George: It’s these flippin’ flaming recipes you’ve had on here. Cherries Jubilee and Bananas Foster. And you, Miss Leona, with your Blazing Bowl of Bergamot or whatever. I’m surprised at you. Do you have any idea how dangerous all that is?

Molly: We’ve had some tamer recipes, too. Spicy dishes, like Shrimp Creole.

George: Well, if you ask me, the Beanie-Weenie was your safest bet.

Molly: It’s certainly gotten a lot of attention. So what have you brought along to share with us?

George: Safety guidelines so you don’t burn your houses down.

Cousin Leona: Very thoughtful of you, George.

Molly: Yes, well, er, thank you.

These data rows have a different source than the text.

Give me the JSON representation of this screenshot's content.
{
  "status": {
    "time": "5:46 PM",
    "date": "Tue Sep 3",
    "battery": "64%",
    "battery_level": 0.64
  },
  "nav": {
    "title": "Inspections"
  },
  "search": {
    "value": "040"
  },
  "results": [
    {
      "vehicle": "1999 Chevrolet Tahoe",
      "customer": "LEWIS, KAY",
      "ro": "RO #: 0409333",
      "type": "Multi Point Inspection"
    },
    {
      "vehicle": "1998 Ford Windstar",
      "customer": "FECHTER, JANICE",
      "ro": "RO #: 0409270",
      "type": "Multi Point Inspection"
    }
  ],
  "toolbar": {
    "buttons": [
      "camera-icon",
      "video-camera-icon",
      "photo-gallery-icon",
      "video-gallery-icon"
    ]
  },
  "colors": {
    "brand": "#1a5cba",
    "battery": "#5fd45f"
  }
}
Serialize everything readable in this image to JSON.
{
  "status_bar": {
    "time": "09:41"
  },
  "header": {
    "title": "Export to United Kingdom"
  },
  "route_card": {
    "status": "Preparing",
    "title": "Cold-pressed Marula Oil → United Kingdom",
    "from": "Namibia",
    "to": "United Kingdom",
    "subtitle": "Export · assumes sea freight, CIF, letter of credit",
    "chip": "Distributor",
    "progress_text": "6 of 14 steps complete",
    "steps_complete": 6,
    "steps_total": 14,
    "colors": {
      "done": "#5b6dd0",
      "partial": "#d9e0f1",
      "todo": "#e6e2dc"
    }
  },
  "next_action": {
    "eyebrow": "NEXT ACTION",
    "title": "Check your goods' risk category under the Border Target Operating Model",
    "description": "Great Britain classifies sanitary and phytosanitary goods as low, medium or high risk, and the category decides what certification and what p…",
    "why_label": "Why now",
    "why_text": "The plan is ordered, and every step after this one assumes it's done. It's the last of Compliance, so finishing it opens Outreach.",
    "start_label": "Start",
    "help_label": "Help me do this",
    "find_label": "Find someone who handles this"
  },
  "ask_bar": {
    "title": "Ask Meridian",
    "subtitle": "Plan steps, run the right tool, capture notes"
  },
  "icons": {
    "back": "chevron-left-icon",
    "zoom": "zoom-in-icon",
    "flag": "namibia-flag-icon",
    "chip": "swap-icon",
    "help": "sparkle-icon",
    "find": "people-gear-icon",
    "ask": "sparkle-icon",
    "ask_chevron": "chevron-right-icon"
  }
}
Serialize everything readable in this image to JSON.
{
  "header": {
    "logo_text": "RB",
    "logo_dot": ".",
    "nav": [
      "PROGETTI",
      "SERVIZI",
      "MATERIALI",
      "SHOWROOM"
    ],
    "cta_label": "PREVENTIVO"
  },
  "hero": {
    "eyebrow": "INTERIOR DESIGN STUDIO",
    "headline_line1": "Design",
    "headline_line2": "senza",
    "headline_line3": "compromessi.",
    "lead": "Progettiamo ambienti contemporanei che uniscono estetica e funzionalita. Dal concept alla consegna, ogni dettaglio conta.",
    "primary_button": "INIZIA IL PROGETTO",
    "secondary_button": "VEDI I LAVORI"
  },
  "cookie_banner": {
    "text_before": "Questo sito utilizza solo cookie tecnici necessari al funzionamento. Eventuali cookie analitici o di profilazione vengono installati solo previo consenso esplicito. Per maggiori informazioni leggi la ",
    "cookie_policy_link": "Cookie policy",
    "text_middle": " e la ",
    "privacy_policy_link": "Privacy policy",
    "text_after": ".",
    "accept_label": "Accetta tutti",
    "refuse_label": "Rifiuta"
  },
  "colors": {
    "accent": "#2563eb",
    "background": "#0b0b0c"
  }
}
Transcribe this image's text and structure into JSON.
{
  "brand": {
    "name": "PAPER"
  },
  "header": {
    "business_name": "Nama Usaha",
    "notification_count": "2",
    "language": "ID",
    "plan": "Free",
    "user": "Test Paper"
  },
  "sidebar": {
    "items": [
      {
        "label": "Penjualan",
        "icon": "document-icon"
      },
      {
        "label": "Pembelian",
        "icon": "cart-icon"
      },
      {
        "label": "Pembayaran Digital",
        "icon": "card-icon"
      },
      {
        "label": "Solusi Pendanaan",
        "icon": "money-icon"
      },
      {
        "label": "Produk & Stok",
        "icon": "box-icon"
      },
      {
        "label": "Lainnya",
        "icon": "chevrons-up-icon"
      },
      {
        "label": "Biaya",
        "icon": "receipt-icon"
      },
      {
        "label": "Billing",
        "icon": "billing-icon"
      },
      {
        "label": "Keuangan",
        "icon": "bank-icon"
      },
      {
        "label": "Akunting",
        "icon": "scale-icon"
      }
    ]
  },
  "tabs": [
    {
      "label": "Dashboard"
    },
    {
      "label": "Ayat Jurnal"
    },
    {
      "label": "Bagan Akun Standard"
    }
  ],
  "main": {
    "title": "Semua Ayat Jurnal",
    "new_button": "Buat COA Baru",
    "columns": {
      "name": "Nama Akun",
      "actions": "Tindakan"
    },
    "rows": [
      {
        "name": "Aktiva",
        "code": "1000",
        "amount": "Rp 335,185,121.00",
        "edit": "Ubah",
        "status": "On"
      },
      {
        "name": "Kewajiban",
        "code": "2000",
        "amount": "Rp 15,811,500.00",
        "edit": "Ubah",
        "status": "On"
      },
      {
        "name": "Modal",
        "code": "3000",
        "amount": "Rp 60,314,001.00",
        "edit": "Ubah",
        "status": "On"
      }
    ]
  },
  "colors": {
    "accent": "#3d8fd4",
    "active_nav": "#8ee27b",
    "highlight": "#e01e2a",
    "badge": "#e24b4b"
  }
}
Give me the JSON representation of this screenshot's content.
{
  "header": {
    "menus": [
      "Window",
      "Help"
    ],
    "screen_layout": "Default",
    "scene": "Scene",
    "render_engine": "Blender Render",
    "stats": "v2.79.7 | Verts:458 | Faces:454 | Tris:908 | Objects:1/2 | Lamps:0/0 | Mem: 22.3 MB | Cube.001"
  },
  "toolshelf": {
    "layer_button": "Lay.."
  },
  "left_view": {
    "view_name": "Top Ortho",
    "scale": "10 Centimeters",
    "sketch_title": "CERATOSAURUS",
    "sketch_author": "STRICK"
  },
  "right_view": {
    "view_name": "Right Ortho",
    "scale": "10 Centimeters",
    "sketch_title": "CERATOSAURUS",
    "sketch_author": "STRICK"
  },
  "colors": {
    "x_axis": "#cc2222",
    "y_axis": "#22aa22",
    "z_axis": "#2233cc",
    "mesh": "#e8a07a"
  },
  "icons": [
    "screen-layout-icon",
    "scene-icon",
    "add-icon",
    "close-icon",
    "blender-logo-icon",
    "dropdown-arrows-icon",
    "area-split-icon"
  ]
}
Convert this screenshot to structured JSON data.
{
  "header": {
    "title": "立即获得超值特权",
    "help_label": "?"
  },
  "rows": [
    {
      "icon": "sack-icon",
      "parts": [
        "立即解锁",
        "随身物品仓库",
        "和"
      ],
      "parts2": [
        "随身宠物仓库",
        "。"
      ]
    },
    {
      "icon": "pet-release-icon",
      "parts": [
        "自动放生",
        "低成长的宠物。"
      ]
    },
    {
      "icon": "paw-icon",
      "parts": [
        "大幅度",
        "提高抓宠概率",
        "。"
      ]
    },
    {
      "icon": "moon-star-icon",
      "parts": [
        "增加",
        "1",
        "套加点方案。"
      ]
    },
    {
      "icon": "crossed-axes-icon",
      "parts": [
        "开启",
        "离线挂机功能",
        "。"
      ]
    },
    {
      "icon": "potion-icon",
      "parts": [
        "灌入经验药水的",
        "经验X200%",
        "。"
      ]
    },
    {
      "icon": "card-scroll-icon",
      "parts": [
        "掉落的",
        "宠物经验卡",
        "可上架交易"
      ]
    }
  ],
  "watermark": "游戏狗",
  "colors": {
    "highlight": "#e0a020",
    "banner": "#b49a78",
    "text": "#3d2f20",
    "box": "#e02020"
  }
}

So, please join us all again next Monday when Gene Mashburn will be here to share his recipe that takes a somewhat different approach to the Reuben Sandwich.

Officer George Buckles’ Rules for Faultless Flambé

• Simply setting food on fire is not flambéing.

• Wine and beer have too little alcohol to create a flambé. You need a liquor or liqueur about 80 USA proof (40% alcohol), like rum or cognac.

• Your flambé pan should be deep and have a long handle.

• You want to avoid premature ignition of your liquor. This can happen because the boiling point of alcohol is a lot lower than for water, 175º F. as opposed to 212º. So you want to heat your liquor, in a deep pan, slowly over a low flame.

• Whatever you do, don’t go lighting the liquor itself. All you want to do is light the fumes of the liquor. And for heaven’s sake, use a long fireplace match or a long barbecue lighter.

• You want to know what happens when you do light the thing on fire? Big whoosh. Lots of flame. Potential for burning yourself and burning the whole dang house down – if you’re not careful.

• This is how you are careful – before you light the dish, make sure it’s far enough away from your guests and other flammable objects. And make sure you stand back, too, and turn your face away unless you want your eyebrows trimmed.

• Don’t pour liquor straight from a bottle into a hot or lighted pan. Talk about a big whoosh – lit fumes can follow the liquor stream right back into the bottle and then you’ll have an explosion.

• Wear an asbestos cooking mitt. Heck, wear a welder’s mask.

• Don’t set a dish on fire and then carry it to the table. Wait until the dish is firmly on the table and stable to avoid burn or fire hazard.

• If you light your dish in a darkened room to entertain your guests, make sure you at least have enough light to see what you’re doing.